February 12, 2013 | 6:04 am

A security officer stands next to a banner hung on the entrance of the Uranium Conversion Facility (UCF), before a ceremony to form a human chain by Iranian students showing their support for Iran's nuclear program, in Isfahan, 450 km (280 miles) south of Tehran on Nov. 15. Photo by REUTERS/Morteza Nikoubazl

A security officer stands next to a banner hung on the entrance of the Uranium Conversion Facility (UCF), before a ceremony to form a human chain by Iranian students showing their support for Iran's nuclear program, in Isfahan, 450 km (280 miles) south of Tehran on Nov. 15. Photo by REUTERS/Morteza Nikoubazl

Iran announced that is converting some of its enriched uranium to reactor fuel.

An Iranian foreign ministry spokesperson confirmed Tuesday that some uranium enriched to 20 percent purity was being converted into fuel for a research nuclear reactor in Tehran, the New York Times reported, citing the Iranian state news agency IRNA.

Details of the work were sent to the United Nations nuclear watchdog, the International atomic Energy Agency, according to the spokesperson.

The conversion of the uranium means some depletion of Iran's stockpile of uranium that is approaching an enrichment suitable for a nuclear weapon.
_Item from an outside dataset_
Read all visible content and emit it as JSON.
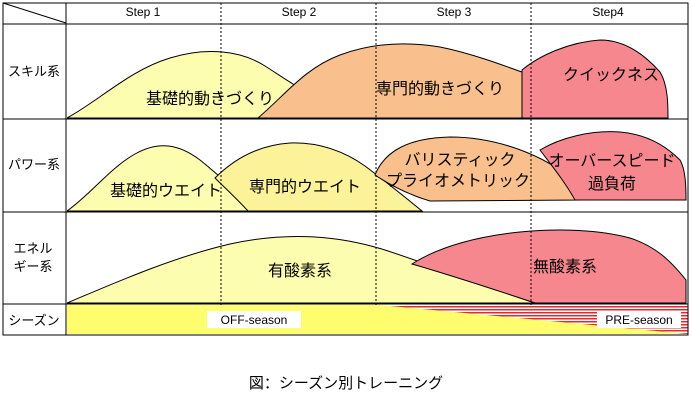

IAEA deputy director Herman Nackaerts is scheduled to meet in Tehran with Iranian officials on Wednesday.  Iranian negotiators will meet later this month in Kazhakhstan with representatives of the world powers for multilateral talks over making Iran's nuclear program more transparent.

The Iranian spokesman also said Tuesday that the IAEA's request to inspect the Parchin military base could be honored if the organization agrees to acknowledge the Islamic Republic's right to have a nuclear program.
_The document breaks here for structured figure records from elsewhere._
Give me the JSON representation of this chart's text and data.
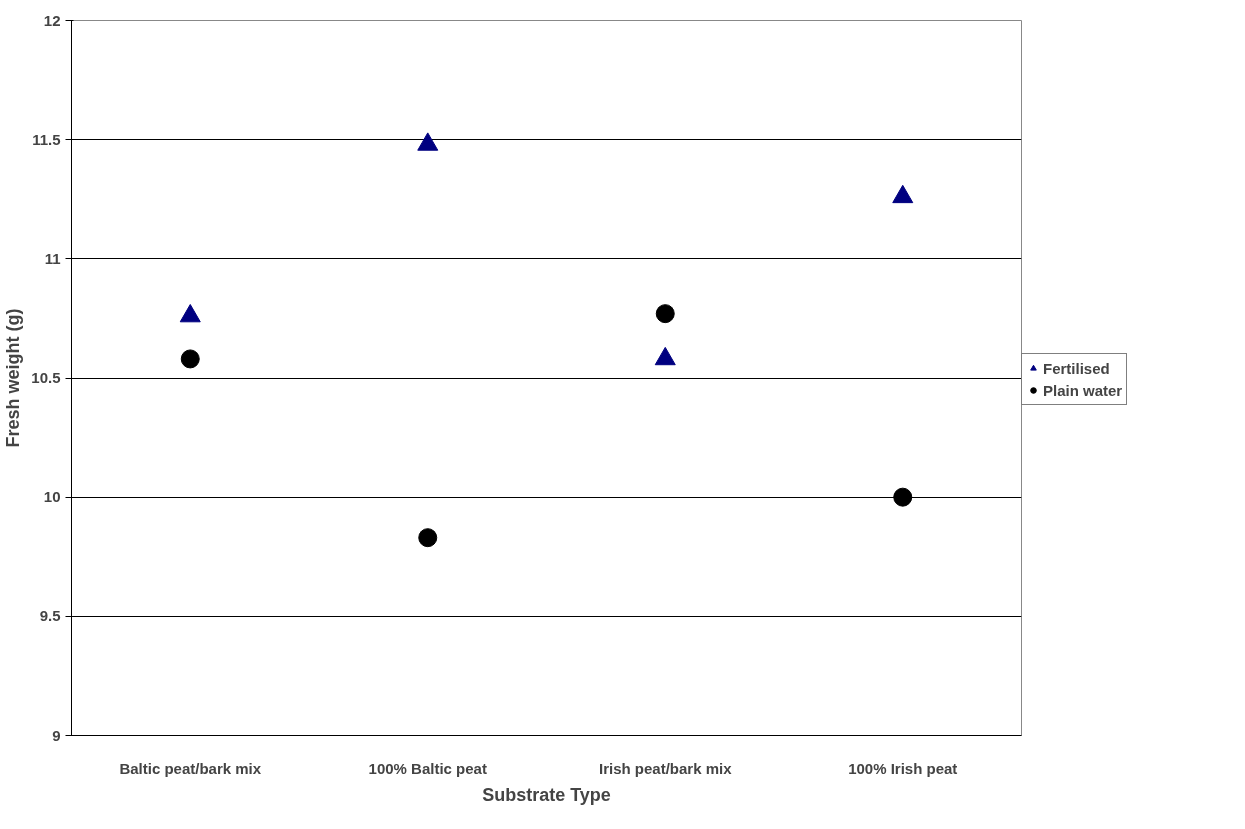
{
  "chart_data": {
    "type": "scatter",
    "xlabel": "Substrate Type",
    "ylabel": "Fresh weight (g)",
    "categories": [
      "Baltic peat/bark mix",
      "100% Baltic peat",
      "Irish peat/bark mix",
      "100% Irish peat"
    ],
    "series": [
      {
        "name": "Fertilised",
        "color": "#000080",
        "marker": "triangle",
        "values": [
          10.76,
          11.48,
          10.58,
          11.26
        ]
      },
      {
        "name": "Plain water",
        "color": "#000000",
        "marker": "circle",
        "values": [
          10.58,
          9.83,
          10.77,
          10.0
        ]
      }
    ],
    "ylim": [
      9,
      12
    ],
    "yticks": [
      9,
      9.5,
      10,
      10.5,
      11,
      11.5,
      12
    ],
    "grid": "y",
    "legend": "right"
  }
}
The IAEA has been trying to see Parchin for the last year. Satellite photos of the site near Tehran indicate that it has been used for nuclear weapons experiments. Other satellite photos show that it has since been sterilized, making it difficult to detect the kind of nuclear experiments that took place.

Iran says its nuclear program is strictly for domestic, peaceful purposes. Western powers believe Iran is preparing to build nuclear weapons.